We suggest that our phenomenal experience of executing task identities (e.g., ‘prepare breakfast’, ‘boil water’) as a whole, and not of individually executing its very many components, may be real (Vallacher & Wegner, 1989). These typically correspond to an episode and consist of numerous sequential acts (‘prepare breakfast’, ‘boil water’). We suggest that our phenomenal experience of executing such task identities as a whole, and not of individually executing its very many components, may be real. At the beginning of task episodes we prepare for the entire episode as one unit. This preparation is embodied in a program. The actual contents of this program, and the prospective preparation it embodies, may depend on the familiarity and predictability of the task episode related to that goal.

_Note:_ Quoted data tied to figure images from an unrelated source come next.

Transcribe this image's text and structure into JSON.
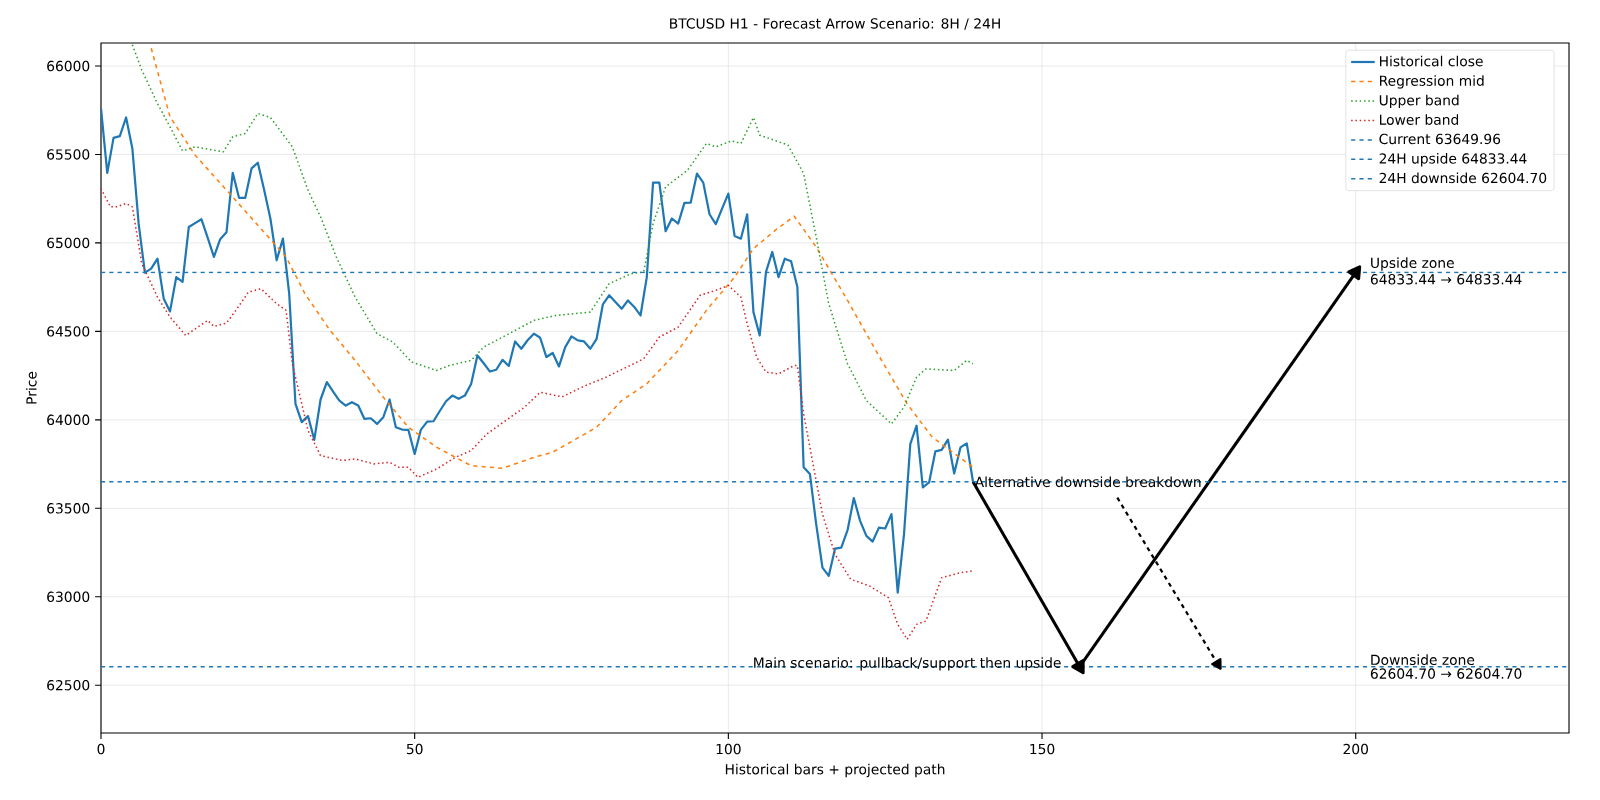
{
  "chart_data": {
    "type": "line",
    "title": "BTCUSD H1 - Forecast Arrow Scenario: 8H / 24H",
    "xlabel": "Historical bars + projected path",
    "ylabel": "Price",
    "xlim": [
      0,
      234
    ],
    "ylim": [
      62230,
      66130
    ],
    "xticks": [
      0,
      50,
      100,
      150,
      200
    ],
    "yticks": [
      62500,
      63000,
      63500,
      64000,
      64500,
      65000,
      65500,
      66000
    ],
    "grid": true,
    "legend": "top right",
    "series": [
      {
        "name": "Historical close",
        "color": "#1f77b4",
        "line_style": "solid",
        "x": [
          0,
          1,
          2,
          3,
          4,
          5,
          6,
          7,
          8,
          9,
          10,
          11,
          12,
          13,
          14,
          15,
          16,
          17,
          18,
          19,
          20,
          21,
          22,
          23,
          24,
          25,
          26,
          27,
          28,
          29,
          30,
          31,
          32,
          33,
          34,
          35,
          36,
          37,
          38,
          39,
          40,
          41,
          42,
          43,
          44,
          45,
          46,
          47,
          48,
          49,
          50,
          51,
          52,
          53,
          54,
          55,
          56,
          57,
          58,
          59,
          60,
          61,
          62,
          63,
          64,
          65,
          66,
          67,
          68,
          69,
          70,
          71,
          72,
          73,
          74,
          75,
          76,
          77,
          78,
          79,
          80,
          81,
          82,
          83,
          84,
          85,
          86,
          87,
          88,
          89,
          90,
          91,
          92,
          93,
          94,
          95,
          96,
          97,
          98,
          99,
          100,
          101,
          102,
          103,
          104,
          105,
          106,
          107,
          108,
          109,
          110,
          111,
          112,
          113,
          114,
          115,
          116,
          117,
          118,
          119,
          120,
          121,
          122,
          123,
          124,
          125,
          126,
          127,
          128,
          129,
          130,
          131,
          132,
          133,
          134,
          135,
          136,
          137,
          138,
          139
        ],
        "values": [
          65760,
          65396,
          65594,
          65604,
          65709,
          65534,
          65109,
          64832,
          64855,
          64911,
          64685,
          64613,
          64807,
          64780,
          65090,
          65112,
          65134,
          65030,
          64921,
          65021,
          65060,
          65396,
          65255,
          65255,
          65421,
          65453,
          65300,
          65138,
          64902,
          65024,
          64713,
          64090,
          63987,
          64021,
          63887,
          64115,
          64213,
          64160,
          64109,
          64081,
          64100,
          64081,
          64005,
          64009,
          63977,
          64015,
          64115,
          63958,
          63945,
          63943,
          63807,
          63945,
          63990,
          63992,
          64050,
          64105,
          64137,
          64119,
          64137,
          64203,
          64364,
          64320,
          64273,
          64283,
          64339,
          64304,
          64443,
          64402,
          64450,
          64487,
          64464,
          64355,
          64378,
          64302,
          64411,
          64472,
          64449,
          64443,
          64402,
          64458,
          64653,
          64704,
          64666,
          64628,
          64675,
          64638,
          64590,
          64807,
          65341,
          65341,
          65066,
          65138,
          65109,
          65226,
          65228,
          65392,
          65341,
          65162,
          65106,
          65194,
          65279,
          65039,
          65024,
          65162,
          64609,
          64477,
          64836,
          64949,
          64807,
          64911,
          64896,
          64751,
          63732,
          63694,
          63410,
          63165,
          63118,
          63272,
          63278,
          63376,
          63558,
          63429,
          63344,
          63312,
          63391,
          63386,
          63467,
          63023,
          63354,
          63863,
          63967,
          63618,
          63646,
          63822,
          63830,
          63888,
          63697,
          63844,
          63867,
          63650
        ]
      },
      {
        "name": "Regression mid",
        "color": "#ff7f0e",
        "line_style": "dashed",
        "x": [
          8,
          11,
          15,
          20.5,
          25,
          29.5,
          32.5,
          36.5,
          40.5,
          45,
          49,
          53.5,
          59,
          64,
          69,
          72,
          79,
          83,
          87,
          92,
          96.5,
          101,
          104,
          107.5,
          110.5,
          114,
          119,
          123.5,
          128.5,
          132.5,
          139
        ],
        "values": [
          66100,
          65713,
          65496,
          65279,
          65100,
          64921,
          64713,
          64506,
          64336,
          64128,
          63958,
          63845,
          63741,
          63726,
          63788,
          63817,
          63958,
          64109,
          64204,
          64392,
          64619,
          64807,
          64968,
          65072,
          65151,
          64977,
          64675,
          64392,
          64090,
          63902,
          63732
        ]
      },
      {
        "name": "Upper band",
        "color": "#2ca02c",
        "line_style": "dotted",
        "x": [
          5,
          6.5,
          9,
          11,
          13,
          15,
          19.5,
          21,
          23,
          25,
          27,
          30.5,
          33,
          35,
          37.5,
          40.5,
          44,
          46.5,
          49.5,
          53.5,
          55.5,
          59,
          61,
          64.5,
          69,
          72.5,
          78,
          81,
          84.5,
          86.5,
          88,
          90,
          93.5,
          96.5,
          98,
          100.5,
          102,
          104,
          105,
          109.5,
          112,
          114,
          116,
          119,
          122,
          126,
          128,
          130,
          131.5,
          136,
          138,
          139
        ],
        "values": [
          66120,
          65977,
          65788,
          65656,
          65520,
          65543,
          65515,
          65600,
          65619,
          65732,
          65709,
          65543,
          65298,
          65147,
          64921,
          64694,
          64487,
          64440,
          64327,
          64279,
          64307,
          64336,
          64411,
          64477,
          64562,
          64590,
          64609,
          64770,
          64826,
          64836,
          65109,
          65317,
          65411,
          65562,
          65543,
          65577,
          65562,
          65709,
          65609,
          65553,
          65392,
          65034,
          64656,
          64317,
          64109,
          63977,
          64072,
          64241,
          64288,
          64279,
          64336,
          64317
        ]
      },
      {
        "name": "Lower band",
        "color": "#d62728",
        "line_style": "dotted",
        "x": [
          0,
          1.5,
          2.5,
          4,
          5,
          6.5,
          9,
          11,
          13.5,
          17,
          18,
          20,
          21.5,
          23.5,
          25.5,
          28,
          29.5,
          30.5,
          33,
          35,
          38.5,
          40.5,
          43.5,
          46,
          47.5,
          49,
          50.5,
          53.5,
          56.5,
          59,
          61.5,
          64.5,
          67.5,
          70,
          73.5,
          77,
          80.5,
          86.5,
          89,
          92,
          95.5,
          98,
          100,
          102,
          103,
          104.5,
          106,
          108,
          110.5,
          111,
          112,
          113.5,
          115,
          117,
          119.5,
          122.5,
          125.5,
          127,
          128.5,
          130,
          131.5,
          134,
          137,
          139
        ],
        "values": [
          65307,
          65204,
          65204,
          65223,
          65204,
          64883,
          64694,
          64581,
          64477,
          64562,
          64528,
          64547,
          64619,
          64722,
          64741,
          64656,
          64619,
          64317,
          63940,
          63798,
          63770,
          63779,
          63751,
          63760,
          63732,
          63732,
          63675,
          63722,
          63788,
          63826,
          63920,
          63996,
          64071,
          64156,
          64130,
          64190,
          64241,
          64345,
          64468,
          64524,
          64704,
          64732,
          64760,
          64694,
          64543,
          64355,
          64270,
          64260,
          64307,
          64307,
          64033,
          63750,
          63467,
          63240,
          63099,
          63061,
          62995,
          62844,
          62759,
          62844,
          62863,
          63108,
          63136,
          63146
        ]
      },
      {
        "color": "#000000",
        "line_style": "solid",
        "x": [
          139,
          156
        ],
        "values": [
          63650,
          62605
        ]
      },
      {
        "color": "#000000",
        "line_style": "solid",
        "x": [
          156,
          200
        ],
        "values": [
          62605,
          64833
        ]
      },
      {
        "color": "#000000",
        "line_style": "dashed",
        "x": [
          162,
          178
        ],
        "values": [
          63560,
          62620
        ]
      }
    ],
    "ref_lines": [
      {
        "axis": "y",
        "value": 63649.96,
        "label": "Current 63649.96",
        "color": "#1f77b4",
        "line_style": "dashed"
      },
      {
        "axis": "y",
        "value": 64833.44,
        "label": "24H upside 64833.44",
        "color": "#1f77b4",
        "line_style": "dashed"
      },
      {
        "axis": "y",
        "value": 62604.7,
        "label": "24H downside 62604.70",
        "color": "#1f77b4",
        "line_style": "dashed"
      }
    ],
    "annotations": [
      {
        "text": "Main scenario: pullback/support then upside",
        "x": 156,
        "y": 62604.7
      },
      {
        "text": "Alternative downside breakdown",
        "x": 139,
        "y": 63649.96
      },
      {
        "text": "Upside zone",
        "x": 202,
        "y": 64833.44
      },
      {
        "text": "64833.44 → 64833.44",
        "x": 202,
        "y": 64833.44
      },
      {
        "text": "Downside zone",
        "x": 202,
        "y": 62604.7
      },
      {
        "text": "62604.70 → 62604.70",
        "x": 202,
        "y": 62604.7
      }
    ]
  }
}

Completely predictable tasks may be prepared down to the level of individual motor acts to be made across time (e.g., Henry & Rogers, 1960; Rosenbaum et al., 1983). During less predictable task episodes like memorized task-sequence execution the program may involve preparing for the sequence of stimulus—response rules to be applied across time (e.g., Schneider & Logan, 2006). During unpredictable task episodes, the program may only instantiate goal-directed attention and other control processes, and their related changes in cognition that enable the search for implementation strategies that will culminate in goal completion.

Conclusions

We showed that signs of hierarchical cognition, identical to that seen previously during the execution of memorized and predictable behavioral sequence, can be seen whenever any extended arbitrary segment of behavior is construed as one task episode, even when the components of that extended behavior are unknown and unpredictable. We suggest that task episodes, irrespective of the predictability of their component steps, are executed through programs that are assembled at the beginning and subsume and control the execution of the episode. We argue that these programs are the means of instantiating control across time and organizing cognition into goal-directed episodes.

Funding

This study was funded by a Medical Research Council Grant (MC-A060-5PQ20).

Conflict of interest

Authors declare that they have no conflict of interest.

Ethical approval

All procedures performed in studies involving human participants were in accordance with the ethical standards of the Cambridge Psychology Research Ethics Committee and with the 1964 Helsinki declaration and its later amendments or comparable ethical standards.

Informed consent

Informed consent was obtained from all individual participants included in the study.